We must recognise too that “success” will look different in different places, and that the most difficult settings will often require the most adaptive approaches, not the most rigid ones.

REACH puts a clear vision into practice

REACH tries to put all this into practice. It attempts to reach the most vulnerable children in high-mortality settings through a country-led model that is evidence-driven, equity-focused, and serious about stewardship. That means going beyond the “single intervention” paradigm, to try and build a platform, to support better decision-making, better delivery, and – over time – a holistic vision for integrated child survival. It is also honest about the complexity this entails, while still insisting that progress is possible.

When we speak of reforming the global health architecture, then, I would ask a very simple question:

Are we as a global community really ready for what true bottom-up reform would mean?

A true bottom-up approach should not be simply a nicer form of consultation. It would require those with power to accept that countries may define priorities differently. 

It would require global institutions to support national leadership rather than seek to put themselves in its place and donors to fund capacity and process, not just visible outputs.

And it would require giving less prominence to the air-conditioned meeting room, so that our work remains grounded in the field, where all our lofty principles must be challenged every day.

That is the choice, as I see it.

We can succeed!

If bottom-up reform is to be a going concern, then we must change our standpoint, so that we encounter and hear the different voices, who will encourage us to build systems differently. If we fail to do this, we risk spending another generation in the service of elegant promises whose concrete benefits communities will never fully feel.

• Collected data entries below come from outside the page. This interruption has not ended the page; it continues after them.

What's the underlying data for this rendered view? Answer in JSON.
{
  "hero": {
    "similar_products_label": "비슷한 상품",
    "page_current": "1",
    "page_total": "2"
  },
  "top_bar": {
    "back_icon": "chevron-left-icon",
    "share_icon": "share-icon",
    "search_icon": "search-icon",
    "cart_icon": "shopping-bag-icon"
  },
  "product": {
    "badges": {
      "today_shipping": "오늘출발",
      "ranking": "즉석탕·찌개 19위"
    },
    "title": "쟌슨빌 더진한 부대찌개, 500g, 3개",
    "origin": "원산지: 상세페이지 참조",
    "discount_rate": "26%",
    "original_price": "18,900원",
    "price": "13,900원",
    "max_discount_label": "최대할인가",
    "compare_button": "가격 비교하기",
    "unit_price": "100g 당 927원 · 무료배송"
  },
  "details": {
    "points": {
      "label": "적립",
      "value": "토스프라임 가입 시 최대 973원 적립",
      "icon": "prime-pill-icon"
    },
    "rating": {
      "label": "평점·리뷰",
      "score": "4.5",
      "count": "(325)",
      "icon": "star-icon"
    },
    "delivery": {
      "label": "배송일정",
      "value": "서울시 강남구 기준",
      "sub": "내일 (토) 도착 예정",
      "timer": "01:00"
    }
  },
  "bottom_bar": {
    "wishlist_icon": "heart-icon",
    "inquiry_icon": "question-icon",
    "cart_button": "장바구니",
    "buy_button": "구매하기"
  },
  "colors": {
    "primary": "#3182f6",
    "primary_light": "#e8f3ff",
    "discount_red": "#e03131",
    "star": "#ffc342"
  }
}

We can do better – I believe this passionately. But we must learn the lessons and look to platforms like REACH, a shining example of what that future could look like if we are really serious about building global health from the ground up.

Professor Samba Ousmane Sow is Director-General of the Center for Vaccine Development – Mali. He served as Minister of Health and Social Development of the Republic of Mali between 2017 and 2019.

He co-chairs the REACH Network, alongside Dr Muhammad Ali Pate, Coordinating Minister of Health and Social Welfare of the Federal Republic of Nigeria.